The US Dollar Index (DXY), which measures the value of the US Dollar (USD) against six major currencies, recovered its intraday losses due to a rebound in US Treasury yields. During the Asian session on Thursday, the DXY traded around 104.10, with 2-year and 10-year US Treasury bond yields standing at 4.28% and 4.05%, respectively.
The US Dollar faced challenges amid dovish sentiment regarding the Federal Reserve’s (Fed) policy trajectory. The Fed decided to keep rates unchanged in the 5.25%-5.50% range during its July meeting on Wednesday.

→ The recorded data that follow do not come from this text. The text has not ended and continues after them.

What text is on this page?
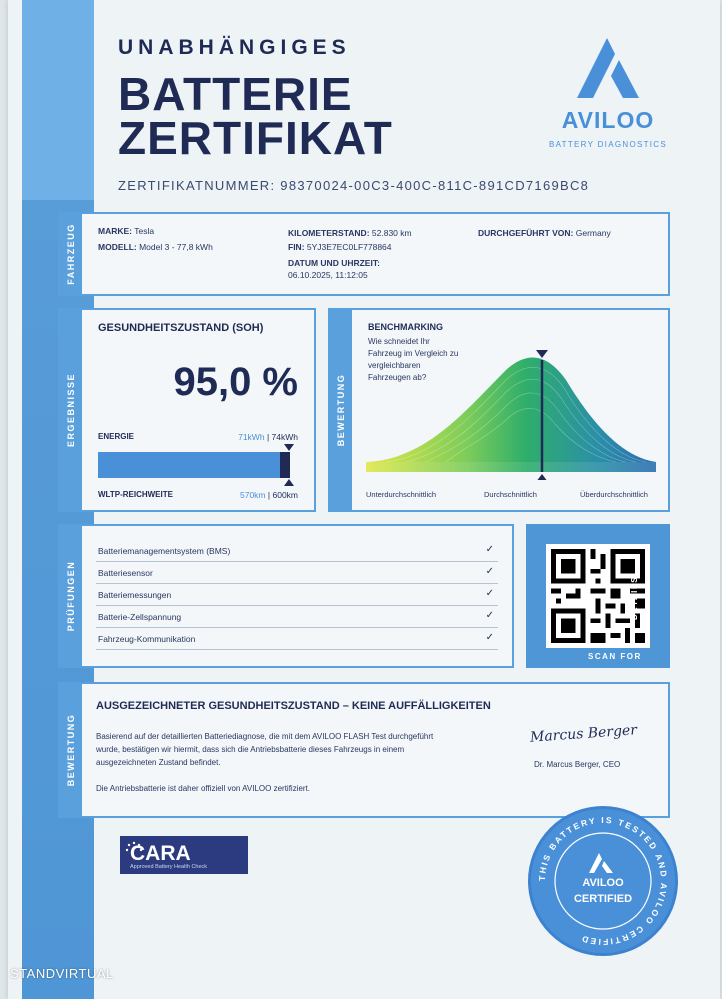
UNABHÄNGIGES
BATTERIE
ZERTIFIKAT
ZERTIFIKATNUMMER: 98370024-00C3-400C-811C-891CD7169BC8
AVILOO
BATTERY DIAGNOSTICS
FAHRZEUG	MARKE: Tesla
MODELL: Model 3 - 77,8 kWh
KILOMETERSTAND: 52.830 km
FIN: 5YJ3E7EC0LF778864
DATUM UND UHRZEIT:
06.10.2025, 11:12:05
DURCHGEFÜHRT VON: Germany
ERGEBNISSE
GESUNDHEITSZUSTAND (SOH)
95,0 %
ENERGIE	71kWh | 74kWh
WLTP-REICHWEITE	570km | 600km
BEWERTUNG
BENCHMARKING
Wie schneidet Ihr
Fahrzeug im Vergleich zu
vergleichbaren
Fahrzeugen ab?
Unterdurchschnittlich	Durchschnittlich	Überdurchschnittlich
PRÜFUNGEN
Batteriemanagementsystem (BMS)	✓
Batteriesensor	✓
Batteriemessungen	✓
Batterie-Zellspannung	✓
Fahrzeug-Kommunikation	✓
SCAN FOR
DETAILS
BEWERTUNG
AUSGEZEICHNETER GESUNDHEITSZUSTAND – KEINE AUFFÄLLIGKEITEN
Basierend auf der detaillierten Batteriediagnose, die mit dem AVILOO FLASH Test durchgeführt
wurde, bestätigen wir hiermit, dass sich die Antriebsbatterie dieses Fahrzeugs in einem
ausgezeichneten Zustand befindet.
Die Antriebsbatterie ist daher offiziell von AVILOO zertifiziert.
Marcus Berger
Dr. Marcus Berger, CEO
CARA
Approved Battery Health Check
THIS BATTERY IS TESTED AND AVILOO CERTIFIED
AVILOO
CERTIFIED
STANDVIRTUAL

Traders are now awaiting further direction from upcoming US economic data, including the ISM Manufacturing PMI and weekly Initial Jobless Claims, which are scheduled for release later on Thursday. On Wednesday, the US ADP Employment Change reported a rise of 122,000 in July, with annual pay increasing by 4.8% year-over-year. This followed a revised increase of 155,000 in June, falling short of the market expectation of 150,000.
During a post-meeting press conference, Federal Reserve Chair Jerome Powell mentioned that a rate cut in September is “on the table,” though the Federal Open Market Committee (FOMC) did not commit to any specific action. Powell emphasized that the central bank will closely monitor the labor market and remain vigilant for signs of a potential sharp downturn, according to Reuters.
However, the FOMC’s statement indicated that it does not foresee cutting rates until there is greater confidence that inflation is sustainably heading toward 2%. The committee requires more progress on inflation before considering a cut, unless a significant decline in the labor market begins to outweigh the slow progress on inflation.